Snacks und Kunst: Italienisches Lokal „Amuni“ eröffnet im Oktober in Ulms Neuer Mitte

Lange standen die Geschäftsräume des Gebäudes in der Neue Straße 95 leer, doch nun tut sich was: Im Oktober möchte Mario Rizzo dort ein italienisches Lokal eröffnen.

Snacks und Kunst: Italienisches Lokal „Amuni“ eröffnet im Oktober in Ulms Neuer Mitte

Neue Location in Ulms Neuer Mitte: Zwischen „Alnatura“ und dem Friseur „Velly“ eröffnet im Oktober ein neues italienisches Lokal. Betreiber Mario Rizzo möchte im „Amuni“ sizilianische Spezialitäten servieren, gleichzeitig sollen dort Kulturveranstaltungen über die Bühne gehen. „Meine Leidenschaften sind Kochen und Kultur, das möchte ich in der Ulmer Innenstadt verbinden“, sagt Rizzo.

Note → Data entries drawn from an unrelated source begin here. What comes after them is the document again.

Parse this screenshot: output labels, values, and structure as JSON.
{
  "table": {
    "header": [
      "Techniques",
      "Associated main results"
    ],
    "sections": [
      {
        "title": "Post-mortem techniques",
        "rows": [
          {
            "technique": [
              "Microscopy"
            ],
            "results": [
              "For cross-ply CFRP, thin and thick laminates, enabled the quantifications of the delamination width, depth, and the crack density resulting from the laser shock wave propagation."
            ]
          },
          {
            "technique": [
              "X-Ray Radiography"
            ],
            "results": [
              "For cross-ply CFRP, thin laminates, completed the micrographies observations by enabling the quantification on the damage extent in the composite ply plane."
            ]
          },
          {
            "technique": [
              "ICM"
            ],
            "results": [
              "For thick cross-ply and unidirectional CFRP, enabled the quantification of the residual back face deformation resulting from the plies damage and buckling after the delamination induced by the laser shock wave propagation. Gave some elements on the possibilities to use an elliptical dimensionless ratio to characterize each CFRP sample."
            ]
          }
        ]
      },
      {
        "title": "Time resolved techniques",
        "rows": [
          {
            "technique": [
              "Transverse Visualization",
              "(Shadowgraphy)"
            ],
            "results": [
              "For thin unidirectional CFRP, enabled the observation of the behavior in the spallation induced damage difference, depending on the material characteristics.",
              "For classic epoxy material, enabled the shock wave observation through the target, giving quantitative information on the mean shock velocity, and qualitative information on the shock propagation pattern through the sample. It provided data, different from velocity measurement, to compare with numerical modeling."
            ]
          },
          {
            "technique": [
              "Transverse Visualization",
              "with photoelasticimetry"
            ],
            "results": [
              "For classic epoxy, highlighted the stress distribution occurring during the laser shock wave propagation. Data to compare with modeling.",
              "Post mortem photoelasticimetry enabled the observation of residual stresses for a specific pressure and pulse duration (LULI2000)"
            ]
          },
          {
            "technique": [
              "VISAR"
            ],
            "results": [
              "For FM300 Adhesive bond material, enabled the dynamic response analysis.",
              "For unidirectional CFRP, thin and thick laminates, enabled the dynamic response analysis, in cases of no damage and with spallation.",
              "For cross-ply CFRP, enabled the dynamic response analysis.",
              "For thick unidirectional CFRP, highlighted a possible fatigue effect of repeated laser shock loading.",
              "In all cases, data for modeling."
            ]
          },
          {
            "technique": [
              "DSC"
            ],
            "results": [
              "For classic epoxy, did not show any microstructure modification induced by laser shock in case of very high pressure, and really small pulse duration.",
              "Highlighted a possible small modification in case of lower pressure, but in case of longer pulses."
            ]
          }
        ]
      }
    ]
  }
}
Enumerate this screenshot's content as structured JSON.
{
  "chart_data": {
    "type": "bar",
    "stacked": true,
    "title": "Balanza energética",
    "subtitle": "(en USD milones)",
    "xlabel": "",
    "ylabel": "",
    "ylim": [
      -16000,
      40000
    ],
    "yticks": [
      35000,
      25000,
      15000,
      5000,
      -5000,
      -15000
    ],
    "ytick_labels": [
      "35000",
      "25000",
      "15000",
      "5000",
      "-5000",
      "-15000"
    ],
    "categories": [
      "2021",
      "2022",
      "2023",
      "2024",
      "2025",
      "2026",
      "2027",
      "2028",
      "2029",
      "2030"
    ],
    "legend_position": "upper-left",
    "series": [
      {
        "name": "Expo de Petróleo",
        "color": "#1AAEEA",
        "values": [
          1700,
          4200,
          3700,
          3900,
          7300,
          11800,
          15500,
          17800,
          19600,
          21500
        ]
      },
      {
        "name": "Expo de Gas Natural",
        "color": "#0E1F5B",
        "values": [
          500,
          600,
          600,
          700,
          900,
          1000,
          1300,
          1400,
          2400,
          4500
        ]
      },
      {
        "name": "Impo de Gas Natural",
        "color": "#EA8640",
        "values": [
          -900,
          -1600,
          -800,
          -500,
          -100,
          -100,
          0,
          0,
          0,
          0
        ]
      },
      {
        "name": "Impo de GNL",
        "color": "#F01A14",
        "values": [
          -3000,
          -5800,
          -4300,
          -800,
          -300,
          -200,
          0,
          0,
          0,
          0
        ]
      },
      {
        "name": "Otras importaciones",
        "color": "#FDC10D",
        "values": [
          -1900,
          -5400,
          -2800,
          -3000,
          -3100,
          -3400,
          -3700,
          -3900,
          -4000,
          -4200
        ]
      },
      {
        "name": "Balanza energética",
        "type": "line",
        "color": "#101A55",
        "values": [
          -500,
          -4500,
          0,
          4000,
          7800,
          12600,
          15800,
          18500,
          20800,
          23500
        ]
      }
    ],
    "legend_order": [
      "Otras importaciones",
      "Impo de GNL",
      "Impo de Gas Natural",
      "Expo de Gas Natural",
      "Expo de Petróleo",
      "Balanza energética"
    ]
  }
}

Im „Amuni“ sollen Vernissagen stattfinden

Den Alltag im „Amuni“ stellt sich Rizzo so vor: „Berufstätige und Schüler kommen zum Mittagstisch, abends verwandelt sich das Lokal in eine Weinbar mit Snacks wie Foccacia oder Pizza. Einmal im Monat findet zudem eine Vernissage oder ein Konzert statt.“

Rizzo ist in Ulm kein Unbekannter. Der gebürtige Sizilianer führte 25 Jahre lang das frühere Restaurant „Chapeau Claque“ in der Ulmergasse. Danach nahm er sich eine Auszeit und widmete sich dem Malen. Mit dem „Amuni“ möchte Rizzo „nochmal durchstarten“ und einen neuen Kulturhotspot in der Neuen Straße etablieren.

Zuletzt war dort das Suppenlokal „Suppenkasper“ ansässig, das allerdings kurze Zeit nach der Eröffnung schon wieder schließen musste.